There is one claim made about Henry by Marie Wilde in her divorce suit that certainly seems to be untrue — that he was not a caring father.
Marie claimed that, when separating from him, Henry had said things like “I don’t need you anymore. I always meant to get rid of you once I got Julia off my hands.” There was also her indication that he did not care about providing for either of their daughters.
All during his troubles, Henry seems to have been concerned with looking after Julia’s interests. When creditors were picking him clean, he claimed that a $76,000 life insurance policy, of which Julia was the beneficiary, was held under such terms that it could not be touched by them (true, he might have wanted to cash it in later for himself). I don’t know whether he succeeded in saving it.
He also seems to have wanted to see his daughter frequently. In 1910, Julia sailed to New York on the Mauretania to see him. Later that year, Henry took the Caronia to England to be there for the birth of Julia’s second child. And at the height of his legal problems, he went to a lot of trouble to see Julia just for a few days. In 1914, he took the Olympic to the UK, claiming that it was to see his sick grandson and not to escape prosecution. On the way over, he reportedly received a wireless saying that the boy’s condition had improved.
Julia met him at the pier, where they were mobbed by reporters.
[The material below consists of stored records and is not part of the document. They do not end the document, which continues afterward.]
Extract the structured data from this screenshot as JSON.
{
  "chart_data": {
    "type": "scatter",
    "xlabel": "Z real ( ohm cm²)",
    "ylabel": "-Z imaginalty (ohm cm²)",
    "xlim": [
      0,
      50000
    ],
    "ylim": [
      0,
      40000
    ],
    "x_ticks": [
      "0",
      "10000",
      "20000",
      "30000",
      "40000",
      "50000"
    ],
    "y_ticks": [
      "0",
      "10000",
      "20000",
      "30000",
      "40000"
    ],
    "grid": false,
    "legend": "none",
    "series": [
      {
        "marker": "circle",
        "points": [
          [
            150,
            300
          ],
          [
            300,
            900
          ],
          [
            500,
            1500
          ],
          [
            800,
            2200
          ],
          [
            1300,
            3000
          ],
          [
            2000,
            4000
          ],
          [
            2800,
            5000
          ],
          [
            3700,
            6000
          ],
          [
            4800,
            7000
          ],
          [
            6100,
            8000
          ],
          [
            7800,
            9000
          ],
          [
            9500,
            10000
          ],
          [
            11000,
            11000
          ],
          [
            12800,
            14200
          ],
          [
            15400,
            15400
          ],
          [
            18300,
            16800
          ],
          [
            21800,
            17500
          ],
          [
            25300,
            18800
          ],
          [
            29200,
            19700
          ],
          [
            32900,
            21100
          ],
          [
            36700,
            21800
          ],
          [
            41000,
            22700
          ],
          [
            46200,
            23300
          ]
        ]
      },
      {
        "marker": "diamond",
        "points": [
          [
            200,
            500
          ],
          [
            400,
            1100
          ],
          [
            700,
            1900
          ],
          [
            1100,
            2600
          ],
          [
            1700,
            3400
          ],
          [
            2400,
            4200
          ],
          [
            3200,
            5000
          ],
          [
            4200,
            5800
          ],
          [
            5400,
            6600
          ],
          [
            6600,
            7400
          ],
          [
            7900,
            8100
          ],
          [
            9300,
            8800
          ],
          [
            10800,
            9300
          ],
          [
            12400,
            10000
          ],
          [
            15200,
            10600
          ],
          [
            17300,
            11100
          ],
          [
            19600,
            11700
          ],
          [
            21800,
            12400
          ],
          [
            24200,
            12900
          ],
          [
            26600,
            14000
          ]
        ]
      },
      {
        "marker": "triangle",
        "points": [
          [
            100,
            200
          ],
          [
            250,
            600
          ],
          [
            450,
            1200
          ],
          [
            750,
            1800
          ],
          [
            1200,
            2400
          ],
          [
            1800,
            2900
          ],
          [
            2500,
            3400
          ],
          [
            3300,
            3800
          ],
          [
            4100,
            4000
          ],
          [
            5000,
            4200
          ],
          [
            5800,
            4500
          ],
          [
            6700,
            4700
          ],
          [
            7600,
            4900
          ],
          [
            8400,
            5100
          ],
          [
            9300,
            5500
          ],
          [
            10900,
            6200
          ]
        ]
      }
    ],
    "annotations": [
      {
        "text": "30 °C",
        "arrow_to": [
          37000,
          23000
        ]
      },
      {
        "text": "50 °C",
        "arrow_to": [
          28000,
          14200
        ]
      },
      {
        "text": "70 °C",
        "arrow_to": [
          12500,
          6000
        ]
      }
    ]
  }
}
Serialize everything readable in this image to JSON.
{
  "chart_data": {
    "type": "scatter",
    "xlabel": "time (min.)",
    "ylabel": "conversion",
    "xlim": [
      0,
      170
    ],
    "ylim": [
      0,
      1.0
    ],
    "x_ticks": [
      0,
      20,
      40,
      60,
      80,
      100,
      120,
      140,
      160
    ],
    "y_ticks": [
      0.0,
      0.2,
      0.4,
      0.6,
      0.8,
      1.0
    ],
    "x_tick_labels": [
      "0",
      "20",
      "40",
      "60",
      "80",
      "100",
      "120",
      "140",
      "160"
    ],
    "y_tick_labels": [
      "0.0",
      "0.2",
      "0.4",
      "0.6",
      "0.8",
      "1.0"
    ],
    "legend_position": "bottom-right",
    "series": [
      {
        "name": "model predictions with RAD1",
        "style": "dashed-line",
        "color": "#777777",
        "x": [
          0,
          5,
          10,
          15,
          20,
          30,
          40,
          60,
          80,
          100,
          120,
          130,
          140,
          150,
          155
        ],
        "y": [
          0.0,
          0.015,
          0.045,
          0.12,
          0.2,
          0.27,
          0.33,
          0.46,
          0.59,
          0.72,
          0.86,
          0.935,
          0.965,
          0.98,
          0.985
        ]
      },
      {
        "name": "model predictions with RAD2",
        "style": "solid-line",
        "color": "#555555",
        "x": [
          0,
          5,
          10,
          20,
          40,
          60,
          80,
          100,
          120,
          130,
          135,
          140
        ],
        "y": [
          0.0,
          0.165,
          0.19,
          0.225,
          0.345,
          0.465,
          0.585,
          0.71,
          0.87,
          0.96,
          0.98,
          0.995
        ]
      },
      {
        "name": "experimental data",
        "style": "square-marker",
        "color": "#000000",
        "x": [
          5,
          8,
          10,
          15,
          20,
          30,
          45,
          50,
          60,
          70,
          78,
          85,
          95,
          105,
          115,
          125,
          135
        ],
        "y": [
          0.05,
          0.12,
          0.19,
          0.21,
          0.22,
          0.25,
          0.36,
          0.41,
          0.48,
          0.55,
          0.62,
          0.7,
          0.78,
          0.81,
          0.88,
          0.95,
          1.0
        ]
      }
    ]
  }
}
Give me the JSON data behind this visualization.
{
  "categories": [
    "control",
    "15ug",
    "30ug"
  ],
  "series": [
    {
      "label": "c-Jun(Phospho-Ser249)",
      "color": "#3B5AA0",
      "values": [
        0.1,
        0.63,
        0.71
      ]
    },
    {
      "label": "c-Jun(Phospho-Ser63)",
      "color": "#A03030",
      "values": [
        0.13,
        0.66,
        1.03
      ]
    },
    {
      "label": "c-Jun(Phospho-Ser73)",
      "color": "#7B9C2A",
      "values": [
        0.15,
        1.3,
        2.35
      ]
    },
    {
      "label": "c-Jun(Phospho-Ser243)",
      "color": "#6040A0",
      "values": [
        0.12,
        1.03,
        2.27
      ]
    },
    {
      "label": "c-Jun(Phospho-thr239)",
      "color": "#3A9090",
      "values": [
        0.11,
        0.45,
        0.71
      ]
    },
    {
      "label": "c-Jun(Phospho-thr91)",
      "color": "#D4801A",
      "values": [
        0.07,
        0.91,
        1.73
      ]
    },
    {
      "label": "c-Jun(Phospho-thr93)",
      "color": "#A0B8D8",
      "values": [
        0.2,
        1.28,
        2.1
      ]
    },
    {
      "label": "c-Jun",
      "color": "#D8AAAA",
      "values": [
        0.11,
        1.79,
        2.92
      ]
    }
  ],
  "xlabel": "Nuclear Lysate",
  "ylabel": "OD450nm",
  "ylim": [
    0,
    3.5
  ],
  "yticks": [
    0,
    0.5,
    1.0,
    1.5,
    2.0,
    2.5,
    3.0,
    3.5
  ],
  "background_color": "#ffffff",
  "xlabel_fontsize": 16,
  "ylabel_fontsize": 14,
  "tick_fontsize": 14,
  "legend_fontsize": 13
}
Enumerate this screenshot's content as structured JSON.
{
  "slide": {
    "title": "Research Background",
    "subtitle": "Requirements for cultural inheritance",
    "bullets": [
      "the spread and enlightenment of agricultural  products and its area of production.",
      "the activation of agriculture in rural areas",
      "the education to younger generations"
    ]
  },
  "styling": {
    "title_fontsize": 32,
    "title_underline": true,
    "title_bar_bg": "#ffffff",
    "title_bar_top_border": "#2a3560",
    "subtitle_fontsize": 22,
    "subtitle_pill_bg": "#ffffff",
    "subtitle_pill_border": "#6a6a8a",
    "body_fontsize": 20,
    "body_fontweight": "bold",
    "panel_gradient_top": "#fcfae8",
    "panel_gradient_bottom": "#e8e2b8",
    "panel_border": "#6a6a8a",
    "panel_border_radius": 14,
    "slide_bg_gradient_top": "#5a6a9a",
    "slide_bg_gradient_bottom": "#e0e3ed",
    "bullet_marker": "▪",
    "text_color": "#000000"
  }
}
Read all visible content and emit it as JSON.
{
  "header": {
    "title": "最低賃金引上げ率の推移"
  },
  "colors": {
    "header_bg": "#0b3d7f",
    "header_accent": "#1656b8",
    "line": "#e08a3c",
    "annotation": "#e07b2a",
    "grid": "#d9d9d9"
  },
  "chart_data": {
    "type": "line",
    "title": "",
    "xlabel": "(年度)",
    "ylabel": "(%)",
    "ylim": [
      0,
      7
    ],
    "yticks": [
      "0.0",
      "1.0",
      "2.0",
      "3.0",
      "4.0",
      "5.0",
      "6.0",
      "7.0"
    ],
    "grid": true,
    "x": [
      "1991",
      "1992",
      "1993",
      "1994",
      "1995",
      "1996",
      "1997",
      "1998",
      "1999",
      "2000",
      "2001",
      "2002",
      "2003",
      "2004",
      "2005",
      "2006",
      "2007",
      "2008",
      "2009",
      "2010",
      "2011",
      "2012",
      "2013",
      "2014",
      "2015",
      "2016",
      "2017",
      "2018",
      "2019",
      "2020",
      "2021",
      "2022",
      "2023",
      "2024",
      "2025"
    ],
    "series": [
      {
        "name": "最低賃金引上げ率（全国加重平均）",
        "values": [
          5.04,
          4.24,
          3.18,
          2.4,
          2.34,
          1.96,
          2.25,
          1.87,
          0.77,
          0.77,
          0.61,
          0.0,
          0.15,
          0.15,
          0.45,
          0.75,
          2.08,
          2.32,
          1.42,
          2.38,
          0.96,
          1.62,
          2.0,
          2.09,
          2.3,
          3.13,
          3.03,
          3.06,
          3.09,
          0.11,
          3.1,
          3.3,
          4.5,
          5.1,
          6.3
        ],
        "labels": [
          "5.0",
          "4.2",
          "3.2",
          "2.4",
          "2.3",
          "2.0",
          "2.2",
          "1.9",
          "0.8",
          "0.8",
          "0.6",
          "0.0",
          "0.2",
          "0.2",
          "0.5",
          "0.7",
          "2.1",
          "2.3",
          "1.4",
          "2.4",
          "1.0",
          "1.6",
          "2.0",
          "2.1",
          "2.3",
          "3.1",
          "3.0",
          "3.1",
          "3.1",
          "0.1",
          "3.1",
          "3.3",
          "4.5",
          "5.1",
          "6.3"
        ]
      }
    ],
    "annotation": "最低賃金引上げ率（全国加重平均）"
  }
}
He spent the weekend at her house in Staffordshire and then took the Olympic’s next voyage back to New York, reporters commenting that he looked tanned, rested, and much more relaxed. Julia again went to the pier to see him off (her home was given as “Knightly Grange”, which I don’t believe I’ve ever seen a reference to before and which may well be a mistake; the same could be true of the home given for the Cavendishes at the birth of their son — “The Battlies”, Roughan, Bury St. Edmunds).
I don’t know how much father and daughter saw of each other in the years after Henry left prison and sank into obscurity. When Julia sailed over in 1928, it was reported that she intended to stay in a room at the hospital and would go to her stepmother’s (or former stepmother’s) home if her father’s condition improved.
Only surviving personal correspondence could tell how Julia felt about her father’s problems — whether she believed in his innocence and was full of indignant rage, or she believed he was guilty and felt humiliated. But, regardless, she seems to have stood by him, which says something about this elusive lady.